Chuva fina

Olhou para o alto e pressentiu a chuva. Sentou-se na soleira da porta e deixou-se levar pelos pensamentos que lhe assaltavam a mente. Viu-se caminhando junto a um rapaz que, apesar de andar de mãos dadas com ela, não a amava.  A verdade era que ele nunca a havia enxergado de fato, mas apenas o reflexo de uma boneca para enfeitar sua vida solitária. 

Ela, por sua vez, vira nele uma possibilidade como em tantos outros havia enxergado. Uma chance de construir um lar, de amar e ser amada, filhos, natais, uma família. Contrariando os pressentimentos, deu uma chance ao relacionamento, mas ele estava fadado ao fracasso. 

 Já havia feito consigo mesma um pacto de jamais acomodar-se em uma relação. Superou o luto, a tristeza, a crise de pânico, os ataques de ansiedade. Buscou ajuda de todas as formas. Entrou para a psicoterapia, fez acupuntura, terapia de florais, meditação, buscou a Deus. Venceu o medo da solidão e, como sempre, seguiu. 

No caminho, encontrou interessados, mas nenhum disposto a caminhar com ela. Nenhum deles determinado a abrir as portas do próprio coração. Nenhum deles preparado para fazer o indispensável: entregar-se. Tudo o que viu eram pessoas confusas e perdidas, tal qual um dia ela própria fora. Não sentiu raiva e nem pena, somente frustração.

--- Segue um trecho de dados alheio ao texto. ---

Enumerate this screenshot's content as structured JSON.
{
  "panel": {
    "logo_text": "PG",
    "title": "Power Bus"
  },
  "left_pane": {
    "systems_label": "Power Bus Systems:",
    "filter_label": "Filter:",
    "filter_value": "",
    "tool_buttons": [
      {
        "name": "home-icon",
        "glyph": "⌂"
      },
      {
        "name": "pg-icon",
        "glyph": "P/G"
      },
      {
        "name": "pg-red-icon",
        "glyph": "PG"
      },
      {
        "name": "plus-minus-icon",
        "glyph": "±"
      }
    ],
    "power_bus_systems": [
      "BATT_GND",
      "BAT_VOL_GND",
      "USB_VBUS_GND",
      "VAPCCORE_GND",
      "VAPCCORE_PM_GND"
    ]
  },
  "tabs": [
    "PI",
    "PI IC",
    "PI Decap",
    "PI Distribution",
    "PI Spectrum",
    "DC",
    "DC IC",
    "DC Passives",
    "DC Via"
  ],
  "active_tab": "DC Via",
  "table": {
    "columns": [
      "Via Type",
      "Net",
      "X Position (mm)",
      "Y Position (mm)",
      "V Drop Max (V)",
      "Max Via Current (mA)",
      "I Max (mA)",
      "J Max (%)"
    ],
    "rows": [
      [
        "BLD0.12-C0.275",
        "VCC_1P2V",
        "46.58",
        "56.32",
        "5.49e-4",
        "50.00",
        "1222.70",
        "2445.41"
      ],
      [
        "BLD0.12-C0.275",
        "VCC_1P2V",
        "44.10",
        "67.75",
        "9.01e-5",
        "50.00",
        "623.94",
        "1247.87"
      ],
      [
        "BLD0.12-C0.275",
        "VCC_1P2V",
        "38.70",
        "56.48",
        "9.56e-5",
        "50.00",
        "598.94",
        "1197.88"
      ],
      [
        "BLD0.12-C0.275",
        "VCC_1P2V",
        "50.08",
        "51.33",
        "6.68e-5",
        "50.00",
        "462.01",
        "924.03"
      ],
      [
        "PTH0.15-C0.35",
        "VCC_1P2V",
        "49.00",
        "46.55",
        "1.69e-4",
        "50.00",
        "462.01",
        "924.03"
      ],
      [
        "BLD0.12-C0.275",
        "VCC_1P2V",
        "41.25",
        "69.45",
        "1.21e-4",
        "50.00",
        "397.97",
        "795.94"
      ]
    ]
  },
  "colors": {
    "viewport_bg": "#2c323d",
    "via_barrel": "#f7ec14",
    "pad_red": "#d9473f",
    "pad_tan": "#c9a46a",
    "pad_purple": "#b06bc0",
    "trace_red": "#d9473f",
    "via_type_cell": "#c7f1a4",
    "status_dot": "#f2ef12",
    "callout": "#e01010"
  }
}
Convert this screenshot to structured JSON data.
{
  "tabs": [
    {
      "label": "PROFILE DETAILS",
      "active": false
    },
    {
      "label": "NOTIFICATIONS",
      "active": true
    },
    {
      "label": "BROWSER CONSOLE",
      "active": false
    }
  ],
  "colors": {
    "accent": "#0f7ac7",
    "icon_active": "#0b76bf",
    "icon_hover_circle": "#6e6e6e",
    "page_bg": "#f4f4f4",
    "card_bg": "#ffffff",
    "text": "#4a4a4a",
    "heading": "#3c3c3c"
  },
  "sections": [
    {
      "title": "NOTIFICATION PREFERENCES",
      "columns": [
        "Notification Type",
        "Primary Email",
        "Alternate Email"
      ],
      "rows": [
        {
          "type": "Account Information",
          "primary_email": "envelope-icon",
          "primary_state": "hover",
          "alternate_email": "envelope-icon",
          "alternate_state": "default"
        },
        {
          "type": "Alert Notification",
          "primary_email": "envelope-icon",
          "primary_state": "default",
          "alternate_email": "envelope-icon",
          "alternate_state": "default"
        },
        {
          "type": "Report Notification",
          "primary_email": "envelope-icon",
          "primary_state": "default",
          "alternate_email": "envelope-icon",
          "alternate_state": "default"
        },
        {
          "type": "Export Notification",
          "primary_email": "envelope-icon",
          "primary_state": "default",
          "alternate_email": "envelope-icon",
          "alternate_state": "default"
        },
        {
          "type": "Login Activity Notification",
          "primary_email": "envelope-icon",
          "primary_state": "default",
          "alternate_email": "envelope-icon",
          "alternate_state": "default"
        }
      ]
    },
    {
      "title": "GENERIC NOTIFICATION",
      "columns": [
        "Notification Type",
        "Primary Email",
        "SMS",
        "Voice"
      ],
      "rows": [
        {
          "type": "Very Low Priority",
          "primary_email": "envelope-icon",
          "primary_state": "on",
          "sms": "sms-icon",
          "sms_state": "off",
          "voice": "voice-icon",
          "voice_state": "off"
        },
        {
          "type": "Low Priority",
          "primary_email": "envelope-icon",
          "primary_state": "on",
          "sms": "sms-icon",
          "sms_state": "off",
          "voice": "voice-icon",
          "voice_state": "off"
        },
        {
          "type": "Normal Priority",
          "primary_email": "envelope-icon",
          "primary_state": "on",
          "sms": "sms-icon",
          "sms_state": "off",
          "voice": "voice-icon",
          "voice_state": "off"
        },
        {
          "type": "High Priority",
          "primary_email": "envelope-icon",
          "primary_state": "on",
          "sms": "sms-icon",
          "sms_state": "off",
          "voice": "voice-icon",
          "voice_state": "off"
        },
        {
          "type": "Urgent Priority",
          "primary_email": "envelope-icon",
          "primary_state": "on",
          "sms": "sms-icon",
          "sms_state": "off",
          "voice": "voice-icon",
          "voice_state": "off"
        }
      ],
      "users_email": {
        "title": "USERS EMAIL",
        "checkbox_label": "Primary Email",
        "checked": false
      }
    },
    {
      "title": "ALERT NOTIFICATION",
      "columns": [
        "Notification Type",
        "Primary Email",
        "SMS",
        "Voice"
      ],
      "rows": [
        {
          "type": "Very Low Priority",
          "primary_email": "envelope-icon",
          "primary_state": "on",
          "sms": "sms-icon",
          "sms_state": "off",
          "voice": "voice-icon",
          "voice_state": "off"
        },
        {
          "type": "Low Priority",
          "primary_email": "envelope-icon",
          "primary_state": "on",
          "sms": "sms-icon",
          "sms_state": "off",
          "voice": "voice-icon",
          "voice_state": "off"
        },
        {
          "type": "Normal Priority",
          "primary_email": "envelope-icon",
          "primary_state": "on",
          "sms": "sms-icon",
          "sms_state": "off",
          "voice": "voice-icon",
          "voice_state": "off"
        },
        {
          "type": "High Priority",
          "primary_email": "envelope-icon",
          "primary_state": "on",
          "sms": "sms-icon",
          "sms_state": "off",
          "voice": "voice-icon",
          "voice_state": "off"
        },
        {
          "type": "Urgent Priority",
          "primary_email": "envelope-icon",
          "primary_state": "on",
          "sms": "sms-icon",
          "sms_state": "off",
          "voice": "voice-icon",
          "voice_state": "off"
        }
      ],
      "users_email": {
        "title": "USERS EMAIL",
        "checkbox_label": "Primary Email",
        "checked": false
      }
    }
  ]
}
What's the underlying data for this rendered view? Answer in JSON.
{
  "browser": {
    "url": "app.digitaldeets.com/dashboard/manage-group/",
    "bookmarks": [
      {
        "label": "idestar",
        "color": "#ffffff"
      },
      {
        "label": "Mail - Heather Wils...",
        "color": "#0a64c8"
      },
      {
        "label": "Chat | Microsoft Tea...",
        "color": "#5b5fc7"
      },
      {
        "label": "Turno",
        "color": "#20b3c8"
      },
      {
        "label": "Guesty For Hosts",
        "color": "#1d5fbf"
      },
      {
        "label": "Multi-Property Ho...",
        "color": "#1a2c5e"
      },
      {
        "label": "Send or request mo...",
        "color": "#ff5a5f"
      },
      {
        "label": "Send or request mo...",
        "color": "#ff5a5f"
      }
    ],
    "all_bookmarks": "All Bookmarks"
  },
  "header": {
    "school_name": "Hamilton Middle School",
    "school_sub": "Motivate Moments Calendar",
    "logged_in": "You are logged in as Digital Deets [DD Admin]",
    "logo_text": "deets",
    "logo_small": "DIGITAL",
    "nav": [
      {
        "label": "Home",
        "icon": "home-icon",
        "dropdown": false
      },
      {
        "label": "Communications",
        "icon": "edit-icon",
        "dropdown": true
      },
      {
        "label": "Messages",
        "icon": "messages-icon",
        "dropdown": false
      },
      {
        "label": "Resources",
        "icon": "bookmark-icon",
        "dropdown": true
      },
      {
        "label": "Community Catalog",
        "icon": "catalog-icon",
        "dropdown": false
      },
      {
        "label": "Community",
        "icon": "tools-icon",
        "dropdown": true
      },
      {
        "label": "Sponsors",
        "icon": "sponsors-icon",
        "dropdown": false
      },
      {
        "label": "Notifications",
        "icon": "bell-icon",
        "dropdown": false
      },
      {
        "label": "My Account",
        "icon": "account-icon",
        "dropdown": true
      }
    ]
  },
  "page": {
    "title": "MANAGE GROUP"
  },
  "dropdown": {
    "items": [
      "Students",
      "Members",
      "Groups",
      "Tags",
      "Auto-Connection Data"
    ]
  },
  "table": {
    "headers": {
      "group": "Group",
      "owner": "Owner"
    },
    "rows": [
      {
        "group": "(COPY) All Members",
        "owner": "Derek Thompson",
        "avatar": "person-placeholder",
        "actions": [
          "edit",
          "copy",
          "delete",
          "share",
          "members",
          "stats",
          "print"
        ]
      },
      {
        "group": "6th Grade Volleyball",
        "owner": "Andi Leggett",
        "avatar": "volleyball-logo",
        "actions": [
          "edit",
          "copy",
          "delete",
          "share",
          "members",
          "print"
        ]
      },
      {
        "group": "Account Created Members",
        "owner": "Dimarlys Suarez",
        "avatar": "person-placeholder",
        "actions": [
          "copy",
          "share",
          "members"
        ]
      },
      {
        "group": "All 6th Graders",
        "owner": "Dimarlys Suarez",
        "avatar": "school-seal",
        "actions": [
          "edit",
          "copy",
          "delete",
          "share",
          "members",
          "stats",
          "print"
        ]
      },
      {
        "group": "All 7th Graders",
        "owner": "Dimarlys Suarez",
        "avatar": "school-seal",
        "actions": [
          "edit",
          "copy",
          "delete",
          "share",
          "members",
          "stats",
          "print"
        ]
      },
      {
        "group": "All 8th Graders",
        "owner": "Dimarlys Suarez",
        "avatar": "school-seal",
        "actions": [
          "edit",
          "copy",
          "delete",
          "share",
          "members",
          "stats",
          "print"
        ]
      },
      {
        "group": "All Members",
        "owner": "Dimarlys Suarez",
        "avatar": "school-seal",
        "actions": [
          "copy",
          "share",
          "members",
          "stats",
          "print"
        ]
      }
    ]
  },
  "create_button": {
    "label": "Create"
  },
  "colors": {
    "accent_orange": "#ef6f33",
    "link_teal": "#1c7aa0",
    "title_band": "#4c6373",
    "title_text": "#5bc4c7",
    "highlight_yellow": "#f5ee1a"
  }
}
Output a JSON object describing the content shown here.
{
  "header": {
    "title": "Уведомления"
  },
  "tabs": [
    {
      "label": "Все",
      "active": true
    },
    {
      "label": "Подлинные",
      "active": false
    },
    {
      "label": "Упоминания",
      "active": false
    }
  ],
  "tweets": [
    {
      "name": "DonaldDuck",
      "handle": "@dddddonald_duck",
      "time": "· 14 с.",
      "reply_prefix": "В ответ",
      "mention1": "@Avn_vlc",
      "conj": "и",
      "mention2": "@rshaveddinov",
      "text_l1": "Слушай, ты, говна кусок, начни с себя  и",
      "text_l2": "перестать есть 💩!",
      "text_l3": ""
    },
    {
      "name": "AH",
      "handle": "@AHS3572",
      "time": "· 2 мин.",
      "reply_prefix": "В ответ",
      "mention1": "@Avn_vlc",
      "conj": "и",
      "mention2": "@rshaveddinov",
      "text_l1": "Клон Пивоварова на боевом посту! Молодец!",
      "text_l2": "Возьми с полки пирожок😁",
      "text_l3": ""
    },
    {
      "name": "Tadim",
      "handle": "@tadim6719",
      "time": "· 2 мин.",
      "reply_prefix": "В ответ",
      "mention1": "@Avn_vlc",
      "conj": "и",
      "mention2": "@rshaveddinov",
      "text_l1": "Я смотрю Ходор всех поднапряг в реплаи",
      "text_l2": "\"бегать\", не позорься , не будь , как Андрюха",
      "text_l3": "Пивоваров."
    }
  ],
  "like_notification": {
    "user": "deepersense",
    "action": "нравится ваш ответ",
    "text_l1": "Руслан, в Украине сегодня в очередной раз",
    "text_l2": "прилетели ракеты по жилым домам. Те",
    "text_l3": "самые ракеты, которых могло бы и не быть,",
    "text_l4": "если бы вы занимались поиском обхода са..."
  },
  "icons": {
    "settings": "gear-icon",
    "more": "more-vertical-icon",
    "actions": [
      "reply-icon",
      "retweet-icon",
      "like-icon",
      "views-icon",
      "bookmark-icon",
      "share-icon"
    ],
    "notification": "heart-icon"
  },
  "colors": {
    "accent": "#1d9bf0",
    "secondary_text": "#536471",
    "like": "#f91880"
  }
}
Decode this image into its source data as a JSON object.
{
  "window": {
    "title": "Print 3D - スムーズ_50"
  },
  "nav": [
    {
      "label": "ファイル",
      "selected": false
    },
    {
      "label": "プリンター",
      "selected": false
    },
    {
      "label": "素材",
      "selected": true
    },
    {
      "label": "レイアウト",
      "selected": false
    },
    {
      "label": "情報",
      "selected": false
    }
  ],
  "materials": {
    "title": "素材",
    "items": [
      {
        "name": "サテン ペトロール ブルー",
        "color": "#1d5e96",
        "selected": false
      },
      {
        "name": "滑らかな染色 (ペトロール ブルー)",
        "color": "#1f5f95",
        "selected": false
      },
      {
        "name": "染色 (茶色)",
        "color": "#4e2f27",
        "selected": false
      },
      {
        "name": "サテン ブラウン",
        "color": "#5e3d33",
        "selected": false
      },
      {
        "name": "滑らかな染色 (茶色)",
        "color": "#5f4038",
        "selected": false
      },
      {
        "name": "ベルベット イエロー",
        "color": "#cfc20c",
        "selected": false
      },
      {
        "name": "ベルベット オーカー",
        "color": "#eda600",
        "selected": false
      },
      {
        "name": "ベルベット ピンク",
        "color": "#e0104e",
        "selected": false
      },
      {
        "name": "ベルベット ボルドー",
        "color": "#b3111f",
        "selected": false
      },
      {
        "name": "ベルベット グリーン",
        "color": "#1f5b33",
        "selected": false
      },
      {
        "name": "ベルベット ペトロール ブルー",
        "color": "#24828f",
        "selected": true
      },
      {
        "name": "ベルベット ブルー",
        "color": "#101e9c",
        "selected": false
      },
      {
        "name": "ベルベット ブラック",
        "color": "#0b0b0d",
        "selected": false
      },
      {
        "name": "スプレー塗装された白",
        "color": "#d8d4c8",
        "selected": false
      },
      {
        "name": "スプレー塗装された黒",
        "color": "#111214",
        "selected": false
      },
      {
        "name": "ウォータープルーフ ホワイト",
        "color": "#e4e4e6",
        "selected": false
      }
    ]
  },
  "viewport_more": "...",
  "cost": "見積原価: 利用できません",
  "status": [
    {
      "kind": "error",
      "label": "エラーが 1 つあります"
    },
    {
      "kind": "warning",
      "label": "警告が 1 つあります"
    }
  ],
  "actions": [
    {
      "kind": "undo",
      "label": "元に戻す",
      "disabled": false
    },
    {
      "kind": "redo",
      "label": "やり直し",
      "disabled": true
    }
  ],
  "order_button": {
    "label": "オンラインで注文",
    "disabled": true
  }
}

Tantos desencontros ensinaram-na ao desapego. Embora sentisse dor, já não sofria. Não mais passava horas a fio chorando no chão da cozinha, perguntando-se o que havia feito de errado. Já não se culpava. Escolhera o caminho do auto-conhecimento, da verdade própria. Escolhera sentir e, na hora certa, desapegar.

Ás vezes ainda sentia medo, mas procurava escutar a própria respiração e concentrar-se no único momento que de fato existia: nem futuro, nem passado, tão somente o agoraDe repente, sentiu gotas tocarem-lhe a face. Não eram lágrimas, era apenas a chuva fina que caía.